Jesus’ crucifixion is the ultimate example of selfless love, giving Himself up to save others.

It is the ultimate example of love for enemies, of overcoming evil with good, of using God’s uncanny means of revolutionary submission to defeat– against all odds– the world’s methods of violence, domination, and deceit.

In his suffering, humiliation, and death, Jesus fully identifies with the human condition and stands in loving solidarity with His creation.

Jesus’ death and resurrection make it possible for us to be forgiven and to forgive others.

Jesus’ suffering means the healing of all the violence, fear, and sin of humanity by means of absorbing that evil into Himself, becoming sin on our behalf, identifying with human sin to the point of experiencing the abandonment of God. (2 Corinthians 5:21, Matthew 27:46).

Jesus’ own death redeemed suffering, defeat, failure, and death itself so that our own experience of these things can now be useful in drawing us closer to God and in transforming us into His likeness.

His sacrifice ushers in the restoration of the whole world, creating a new covenant, creating the Church, creating a new way to be human.

Jesus’ example calls us to follow Him into a life of suffering and death ourselves, and promises us that after we lose our lives, we will find our Life.

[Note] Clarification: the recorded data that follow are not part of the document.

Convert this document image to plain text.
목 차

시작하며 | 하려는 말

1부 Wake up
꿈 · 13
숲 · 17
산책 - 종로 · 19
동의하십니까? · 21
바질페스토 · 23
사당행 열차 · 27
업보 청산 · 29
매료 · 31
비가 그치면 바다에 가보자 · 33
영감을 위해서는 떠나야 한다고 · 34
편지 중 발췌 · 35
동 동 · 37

Death comes before resurrection.

So, was the culmination of Jesus’ earthly life an act of victory, or love, or non-violent resistance, or solidarity, or healing, or redemption, or creation, or invitation? The really wonderful thing is, it’s all of these things. It’s a Mystery too big to be contained in one dimension, or one literary image, or one explanation. But it’s a Mystery worth living and dying for, worth spending our whole lives unpacking through study and first-hand experience; big enough to contain the full meaning of our lives, and to make any other pursuit or ambition look small and insignificant by comparison.

*I am deeply indebted to Walter Wink, Richard Rohr, Dietrich Bonhoeffer, John Howard Yoder, and Richard Foster, among others, for opening my eyes to the many layers of meaning inherent in the cross of Christ.